Congratulations Hamas: Getting an opinion piece into the NY Times and Washington Post on the same day is unprecedented [Tom Gross]

While Hamas was still executing people in Gaza last week, including civilians, the New York Times, Washington Post, and the NY Times-owned International Herald Tribune all rushed to promote the propaganda of one of the world's most murderous terrorist groups.

Getting an opinion piece into the Times and the Post on the same day is unprecedented.

Congratulations Hamas!

Even Reuters acknowledges the achievement.

Hamas scores publicity coup in U.S.

WASHINGTON (Reuters) - Shunned by the U.S. government as a terrorist organization, the Islamist group Hamas scored a publicity coup this week by defending its policies in Gaza with opinion pieces in two of the country's most influential newspapers on the same day.

The New York Times and The Washington Post gave space to Ahmed Yousef, a senior Hamas figure, on Wednesday to argue that the United States should not interfere in Gaza, where Hamas took control after six days of bloody fighting against Palestinian President Mahmoud Abbas' Fatah fighters.


Yousef is senior political adviser to Ismail Haniyeh, who became Palestinian prime minister after elections last year. He is now contesting his dismissal by Palestinian President Mahmoud Abbas, who formed a new government in the West Bank after Hamas took over Gaza.

[Gross continues]: Hamas leaders rarely have access to major U.S. media to express their views unfiltered, and getting an opinion piece into the Times and the Post on the same day appeared unprecedented.

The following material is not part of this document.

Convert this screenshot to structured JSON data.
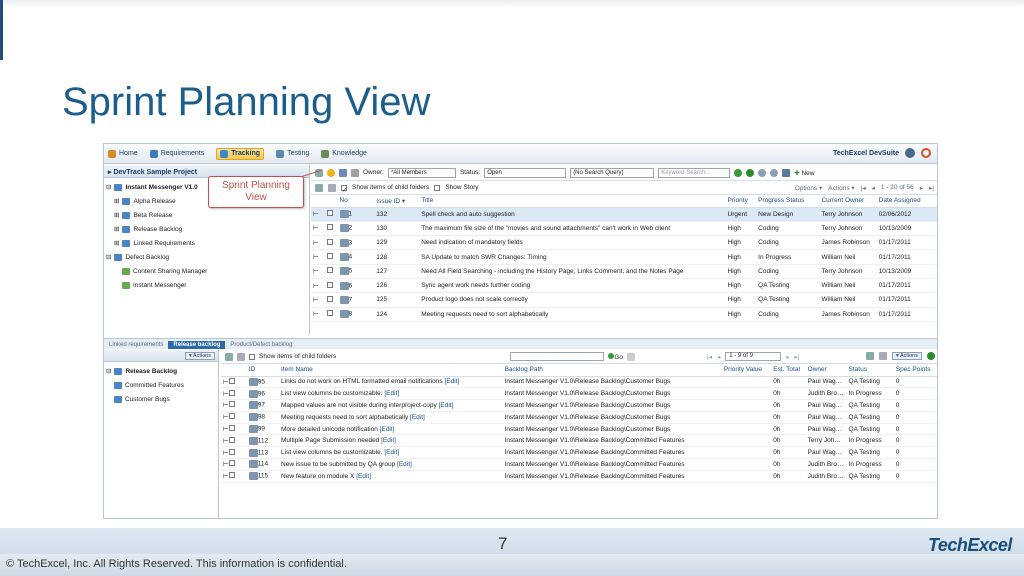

Here is what the New York Times and the Washington Post didn’t put on their editorial page. This is what Ha'aretz reports this weekend:


Hamas was not using a random hit list. Every Hamas patrol carried with it a laptop containing a list of Fatah operatives in Gaza, and an identity number and a star appeared next to each name. A red star meant the operative was to be executed and a blue one meant he was to be shot in the legs - a special, cruel tactic developed by Hamas, in which the shot is fired from the back of the knee so that the kneecap is shattered when the bullet exits the other side. A black star signaled arrest, and no star meant that the Fatah member was to be beaten and released. Hamas patrols took the list with them to hospitals, where they searched for wounded Fatah officials, some of whom they beat up and some of whom they abducted.

Aside from assassinating Fatah officials, Hamas also killed innocent Palestinians, with the intention of deterring the large clans from confronting the organization. Thus it was that 10 days ago, after an hours-long gun battle that ended with Hamas overpowering the Bakr clan from the Shati refugee camp - known as a large, well-armed and dangerous family that supports Fatah - the Hamas military wing removed all the family members from their compound and lined them up against a wall. Militants selected a 14-year-old girl, two women aged 19 and 75, and two elderly men, and shot them to death in cold blood to send a message to all the armed clans of Gaza.

Reuters banished the word "terrorist" from its style book in 2001 in favor of less judgmental terms from its correspondents when they write about murderous or suicidal jihadists. For Reuters to notice that an outfit like Hamas is getting special treatment from the Establishment press speaks volumes.